The unwinding of the CFPB and the bank failure backstop are two provisions that Republicans are considering jamming through the Senate over the opposition of Democrats, using a tool available as part of the budget-writing process that would require a simple majority vote.

At the heart of the legislation is a trade-off in which a bank would be able to escape a number of regulations if it agreed to comply with higher capital requirements.

Larger banks have shown little appetite to take up the offer, and Republicans have tried to promote the idea that Wall Street isn't eager for the bill to become law.

Democrats say Hensarling's bill is a recipe for another economic calamity.

House Minority Leader Nancy Pelosi called it a "Wall Street-first bill that would drag us back to the days of the Great Recession."

But some Democrats have signaled there are parts of the bill they would like to work on outside of the most controversial provisions.

Rep.
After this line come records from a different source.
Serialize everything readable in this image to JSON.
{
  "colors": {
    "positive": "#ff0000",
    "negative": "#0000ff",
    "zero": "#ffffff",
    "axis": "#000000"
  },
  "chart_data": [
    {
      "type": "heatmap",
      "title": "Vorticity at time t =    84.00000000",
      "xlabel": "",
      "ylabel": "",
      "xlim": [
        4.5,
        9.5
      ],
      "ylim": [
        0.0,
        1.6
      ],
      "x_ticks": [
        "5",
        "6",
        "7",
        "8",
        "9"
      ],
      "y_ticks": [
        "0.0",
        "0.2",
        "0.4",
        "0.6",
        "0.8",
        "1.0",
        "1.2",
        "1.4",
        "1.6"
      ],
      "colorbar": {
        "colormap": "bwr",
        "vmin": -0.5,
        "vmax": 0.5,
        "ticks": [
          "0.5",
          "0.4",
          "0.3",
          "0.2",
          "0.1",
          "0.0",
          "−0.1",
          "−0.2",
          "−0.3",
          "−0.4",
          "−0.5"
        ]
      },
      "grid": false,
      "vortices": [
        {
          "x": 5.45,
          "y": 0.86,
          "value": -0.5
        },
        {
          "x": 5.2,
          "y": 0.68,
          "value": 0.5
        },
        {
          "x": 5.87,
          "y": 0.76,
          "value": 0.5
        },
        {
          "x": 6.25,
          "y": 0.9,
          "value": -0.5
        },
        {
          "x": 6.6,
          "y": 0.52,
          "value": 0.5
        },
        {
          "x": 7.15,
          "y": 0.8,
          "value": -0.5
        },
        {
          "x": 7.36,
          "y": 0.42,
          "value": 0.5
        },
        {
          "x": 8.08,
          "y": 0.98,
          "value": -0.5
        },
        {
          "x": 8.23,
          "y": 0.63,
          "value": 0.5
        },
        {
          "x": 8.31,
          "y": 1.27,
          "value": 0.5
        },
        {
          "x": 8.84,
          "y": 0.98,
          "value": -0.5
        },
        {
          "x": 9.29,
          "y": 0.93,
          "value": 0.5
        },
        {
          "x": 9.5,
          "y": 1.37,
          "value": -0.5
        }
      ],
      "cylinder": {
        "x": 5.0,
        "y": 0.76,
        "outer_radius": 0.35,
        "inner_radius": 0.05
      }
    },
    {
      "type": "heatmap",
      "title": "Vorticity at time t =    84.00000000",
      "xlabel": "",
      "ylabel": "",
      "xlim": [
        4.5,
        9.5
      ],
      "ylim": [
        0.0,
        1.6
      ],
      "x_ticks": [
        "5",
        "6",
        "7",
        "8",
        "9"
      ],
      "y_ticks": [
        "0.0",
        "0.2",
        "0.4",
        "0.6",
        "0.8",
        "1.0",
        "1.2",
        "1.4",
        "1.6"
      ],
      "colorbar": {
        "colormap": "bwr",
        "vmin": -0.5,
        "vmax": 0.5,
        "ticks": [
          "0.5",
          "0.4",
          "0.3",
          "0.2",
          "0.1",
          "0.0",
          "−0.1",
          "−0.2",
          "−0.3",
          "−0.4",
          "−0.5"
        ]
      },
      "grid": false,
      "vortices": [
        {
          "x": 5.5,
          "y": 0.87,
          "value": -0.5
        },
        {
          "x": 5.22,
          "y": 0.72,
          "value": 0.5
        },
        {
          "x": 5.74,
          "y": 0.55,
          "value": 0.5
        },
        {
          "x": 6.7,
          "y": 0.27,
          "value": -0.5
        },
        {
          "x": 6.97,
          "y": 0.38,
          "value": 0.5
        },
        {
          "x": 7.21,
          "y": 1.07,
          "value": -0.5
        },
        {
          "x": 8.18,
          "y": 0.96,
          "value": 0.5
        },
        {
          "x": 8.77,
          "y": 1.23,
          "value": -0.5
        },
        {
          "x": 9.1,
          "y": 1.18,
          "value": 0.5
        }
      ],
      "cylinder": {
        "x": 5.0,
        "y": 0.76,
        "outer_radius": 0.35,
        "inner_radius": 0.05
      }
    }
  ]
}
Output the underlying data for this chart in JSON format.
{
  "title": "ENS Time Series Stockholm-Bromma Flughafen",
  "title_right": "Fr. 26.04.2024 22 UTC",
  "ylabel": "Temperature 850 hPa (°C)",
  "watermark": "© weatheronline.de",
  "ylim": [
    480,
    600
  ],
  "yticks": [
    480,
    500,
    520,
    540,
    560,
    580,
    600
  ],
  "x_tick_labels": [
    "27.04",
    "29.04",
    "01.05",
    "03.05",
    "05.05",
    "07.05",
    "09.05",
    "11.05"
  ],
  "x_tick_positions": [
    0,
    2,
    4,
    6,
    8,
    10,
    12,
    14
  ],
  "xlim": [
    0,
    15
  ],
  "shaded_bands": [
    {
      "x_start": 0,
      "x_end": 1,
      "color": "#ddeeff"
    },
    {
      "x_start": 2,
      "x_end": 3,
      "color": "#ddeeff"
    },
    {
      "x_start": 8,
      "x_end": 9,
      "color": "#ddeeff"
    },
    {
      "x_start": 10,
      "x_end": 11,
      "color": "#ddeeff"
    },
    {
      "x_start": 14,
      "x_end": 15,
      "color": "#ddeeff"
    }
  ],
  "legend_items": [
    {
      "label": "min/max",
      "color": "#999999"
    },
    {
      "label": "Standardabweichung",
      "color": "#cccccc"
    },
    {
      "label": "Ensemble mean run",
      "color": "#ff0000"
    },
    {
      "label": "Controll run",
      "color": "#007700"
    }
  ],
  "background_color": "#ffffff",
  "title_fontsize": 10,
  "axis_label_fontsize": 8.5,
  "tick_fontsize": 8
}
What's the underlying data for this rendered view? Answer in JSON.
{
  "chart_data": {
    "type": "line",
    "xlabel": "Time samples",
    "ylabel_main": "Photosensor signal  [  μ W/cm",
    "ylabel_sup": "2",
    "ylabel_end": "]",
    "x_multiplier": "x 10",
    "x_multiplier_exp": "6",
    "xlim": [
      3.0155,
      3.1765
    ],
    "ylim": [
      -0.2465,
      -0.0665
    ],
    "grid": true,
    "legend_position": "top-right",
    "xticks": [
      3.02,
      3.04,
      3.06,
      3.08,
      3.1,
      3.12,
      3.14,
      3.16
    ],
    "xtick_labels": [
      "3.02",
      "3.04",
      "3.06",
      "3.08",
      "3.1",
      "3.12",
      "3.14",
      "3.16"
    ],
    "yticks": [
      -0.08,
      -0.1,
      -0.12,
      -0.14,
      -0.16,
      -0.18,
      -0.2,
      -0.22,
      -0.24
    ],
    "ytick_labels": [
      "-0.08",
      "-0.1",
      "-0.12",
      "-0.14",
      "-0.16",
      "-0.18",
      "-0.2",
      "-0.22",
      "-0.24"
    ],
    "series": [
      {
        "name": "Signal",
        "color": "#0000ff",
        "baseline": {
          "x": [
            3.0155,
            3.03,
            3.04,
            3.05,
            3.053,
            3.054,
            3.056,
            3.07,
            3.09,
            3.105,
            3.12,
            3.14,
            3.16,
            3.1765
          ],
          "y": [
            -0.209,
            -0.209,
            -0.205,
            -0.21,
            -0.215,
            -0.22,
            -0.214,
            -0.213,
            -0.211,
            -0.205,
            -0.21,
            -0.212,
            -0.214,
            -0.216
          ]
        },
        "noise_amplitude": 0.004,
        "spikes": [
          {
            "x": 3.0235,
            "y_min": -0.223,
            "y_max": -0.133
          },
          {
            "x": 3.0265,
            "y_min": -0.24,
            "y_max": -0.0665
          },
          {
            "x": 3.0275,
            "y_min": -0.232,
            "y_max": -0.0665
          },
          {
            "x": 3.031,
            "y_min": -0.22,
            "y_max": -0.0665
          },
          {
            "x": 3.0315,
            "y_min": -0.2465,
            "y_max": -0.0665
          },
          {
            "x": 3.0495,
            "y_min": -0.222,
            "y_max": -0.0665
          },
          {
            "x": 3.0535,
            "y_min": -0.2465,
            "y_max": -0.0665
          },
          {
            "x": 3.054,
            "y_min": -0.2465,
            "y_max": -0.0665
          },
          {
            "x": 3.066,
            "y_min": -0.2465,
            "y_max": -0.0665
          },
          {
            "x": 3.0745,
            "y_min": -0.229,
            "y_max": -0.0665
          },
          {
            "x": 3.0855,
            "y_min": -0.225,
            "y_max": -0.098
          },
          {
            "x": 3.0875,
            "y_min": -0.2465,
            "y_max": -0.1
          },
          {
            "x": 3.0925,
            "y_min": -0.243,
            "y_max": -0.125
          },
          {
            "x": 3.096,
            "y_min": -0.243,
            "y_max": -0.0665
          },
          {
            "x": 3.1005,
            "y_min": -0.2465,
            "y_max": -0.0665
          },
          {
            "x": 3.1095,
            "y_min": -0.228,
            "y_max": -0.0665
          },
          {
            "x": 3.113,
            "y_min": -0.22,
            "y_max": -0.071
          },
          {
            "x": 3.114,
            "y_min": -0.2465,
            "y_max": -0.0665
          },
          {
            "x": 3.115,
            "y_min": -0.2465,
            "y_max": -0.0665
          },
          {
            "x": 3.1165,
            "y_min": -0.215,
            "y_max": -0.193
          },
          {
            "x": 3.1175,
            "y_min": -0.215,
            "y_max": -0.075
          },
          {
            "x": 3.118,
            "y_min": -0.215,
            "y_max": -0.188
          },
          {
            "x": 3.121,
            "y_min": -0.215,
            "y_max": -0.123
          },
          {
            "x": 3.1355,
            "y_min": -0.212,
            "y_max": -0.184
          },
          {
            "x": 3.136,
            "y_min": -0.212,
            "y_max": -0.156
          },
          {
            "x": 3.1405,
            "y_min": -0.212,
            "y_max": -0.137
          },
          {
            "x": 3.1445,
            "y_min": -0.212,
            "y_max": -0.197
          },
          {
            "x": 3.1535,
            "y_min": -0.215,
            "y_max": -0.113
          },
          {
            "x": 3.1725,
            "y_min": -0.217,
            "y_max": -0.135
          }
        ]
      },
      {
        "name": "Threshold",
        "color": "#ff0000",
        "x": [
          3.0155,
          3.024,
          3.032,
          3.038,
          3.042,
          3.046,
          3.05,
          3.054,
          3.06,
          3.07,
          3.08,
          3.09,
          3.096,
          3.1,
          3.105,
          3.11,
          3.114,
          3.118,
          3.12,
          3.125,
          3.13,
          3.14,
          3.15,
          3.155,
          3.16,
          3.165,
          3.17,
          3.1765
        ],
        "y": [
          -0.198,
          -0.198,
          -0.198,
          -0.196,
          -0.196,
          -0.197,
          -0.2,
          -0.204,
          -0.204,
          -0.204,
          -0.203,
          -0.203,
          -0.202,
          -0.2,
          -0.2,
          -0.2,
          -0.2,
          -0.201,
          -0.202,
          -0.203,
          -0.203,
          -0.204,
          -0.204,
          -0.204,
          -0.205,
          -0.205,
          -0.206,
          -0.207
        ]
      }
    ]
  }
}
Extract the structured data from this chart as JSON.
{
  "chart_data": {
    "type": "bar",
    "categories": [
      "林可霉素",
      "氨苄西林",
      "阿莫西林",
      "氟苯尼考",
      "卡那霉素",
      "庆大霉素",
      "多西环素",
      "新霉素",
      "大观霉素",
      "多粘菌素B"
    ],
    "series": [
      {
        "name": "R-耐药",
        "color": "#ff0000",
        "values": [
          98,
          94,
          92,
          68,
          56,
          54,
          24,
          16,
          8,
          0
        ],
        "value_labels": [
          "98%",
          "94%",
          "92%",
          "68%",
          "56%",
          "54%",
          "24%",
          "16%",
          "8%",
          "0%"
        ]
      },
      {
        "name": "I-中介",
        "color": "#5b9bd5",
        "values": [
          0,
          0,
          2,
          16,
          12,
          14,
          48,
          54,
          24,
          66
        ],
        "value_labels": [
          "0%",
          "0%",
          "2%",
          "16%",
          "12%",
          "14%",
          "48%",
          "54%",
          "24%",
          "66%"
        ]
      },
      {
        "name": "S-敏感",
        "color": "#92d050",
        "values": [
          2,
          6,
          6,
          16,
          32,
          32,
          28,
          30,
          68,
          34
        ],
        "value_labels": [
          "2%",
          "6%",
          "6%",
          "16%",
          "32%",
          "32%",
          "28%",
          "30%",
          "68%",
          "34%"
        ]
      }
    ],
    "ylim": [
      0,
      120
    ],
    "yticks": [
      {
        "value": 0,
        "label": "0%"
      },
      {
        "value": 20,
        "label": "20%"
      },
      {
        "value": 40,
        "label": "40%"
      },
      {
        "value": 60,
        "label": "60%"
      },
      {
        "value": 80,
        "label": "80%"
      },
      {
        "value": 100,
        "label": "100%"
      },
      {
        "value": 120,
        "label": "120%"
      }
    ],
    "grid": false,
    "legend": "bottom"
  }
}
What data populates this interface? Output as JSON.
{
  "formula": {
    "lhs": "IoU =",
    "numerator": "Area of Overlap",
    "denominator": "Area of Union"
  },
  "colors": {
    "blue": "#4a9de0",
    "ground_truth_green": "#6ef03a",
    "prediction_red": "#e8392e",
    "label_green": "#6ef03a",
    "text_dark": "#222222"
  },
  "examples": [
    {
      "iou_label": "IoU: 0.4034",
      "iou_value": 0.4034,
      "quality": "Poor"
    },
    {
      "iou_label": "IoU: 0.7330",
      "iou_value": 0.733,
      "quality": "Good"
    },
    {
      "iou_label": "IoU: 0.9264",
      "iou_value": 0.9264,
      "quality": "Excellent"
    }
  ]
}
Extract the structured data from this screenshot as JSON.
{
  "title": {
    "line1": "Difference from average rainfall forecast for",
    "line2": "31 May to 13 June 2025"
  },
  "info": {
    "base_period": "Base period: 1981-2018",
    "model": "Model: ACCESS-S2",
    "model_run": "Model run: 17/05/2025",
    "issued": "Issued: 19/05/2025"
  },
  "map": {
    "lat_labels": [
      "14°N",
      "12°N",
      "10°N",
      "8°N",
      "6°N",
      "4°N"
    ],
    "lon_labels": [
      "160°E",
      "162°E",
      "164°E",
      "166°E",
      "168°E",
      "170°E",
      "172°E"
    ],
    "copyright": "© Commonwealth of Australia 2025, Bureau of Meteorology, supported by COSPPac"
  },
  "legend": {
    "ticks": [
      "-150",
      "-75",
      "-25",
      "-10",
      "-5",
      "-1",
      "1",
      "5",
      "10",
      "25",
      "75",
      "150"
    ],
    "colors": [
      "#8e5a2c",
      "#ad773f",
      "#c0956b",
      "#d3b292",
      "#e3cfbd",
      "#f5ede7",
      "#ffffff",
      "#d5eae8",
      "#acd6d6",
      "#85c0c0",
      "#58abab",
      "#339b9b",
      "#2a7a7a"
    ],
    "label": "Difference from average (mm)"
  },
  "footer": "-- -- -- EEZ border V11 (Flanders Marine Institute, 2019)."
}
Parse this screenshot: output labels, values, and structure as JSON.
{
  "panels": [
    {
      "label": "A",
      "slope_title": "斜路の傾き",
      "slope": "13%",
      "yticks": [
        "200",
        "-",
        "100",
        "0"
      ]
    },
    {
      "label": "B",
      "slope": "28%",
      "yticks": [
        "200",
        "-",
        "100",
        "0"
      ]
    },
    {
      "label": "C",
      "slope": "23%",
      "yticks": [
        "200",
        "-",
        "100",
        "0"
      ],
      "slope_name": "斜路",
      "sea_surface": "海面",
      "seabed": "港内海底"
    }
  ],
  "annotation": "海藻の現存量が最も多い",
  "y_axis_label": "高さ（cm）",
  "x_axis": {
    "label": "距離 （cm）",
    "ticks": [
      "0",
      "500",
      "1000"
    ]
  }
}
Brad Sherman (D-Calif.) said on the House floor Thursday that the legislation contained a dozen measures with "wide Democratic support."

"Unfortunately, they have been held hostage and added to a bill that contains a pharmacy of poison pills," he said.

Rep. Jim Himes (D-Conn.), chairman of the moderate New Democrat Coalition, said the capital trade-off Hensarling drafted was a "very interesting idea" but it was "surrounded by enough dangerous ideas" that lawmakers never had a real conversation about it.

"If there’s any discussion, for example, of what a size of a bank is before it becomes a systemic risk to the taxpayer, then let's discuss what that number might be," Pelosi said. "But I really don't know of any good thing that is in this bill."

Senate Banking Chairman Mike Crapo (R-Idaho), who plans to negotiate his own regulatory deal with Democrats, praised the bill, which he said "makes a positive move away from government micromanagement."

"Sen. Crapo wanted to see the best ideas the House has on changing regulatory policy and I think we've delivered that to him in the Financial CHOICE Act," said Rep. French Hill (R-Ark.). "We should also introduce some of the aspects of the bill separately and bring those with their own bill number, which would give the Senate some flexibility in picking and choosing by topic what to take up."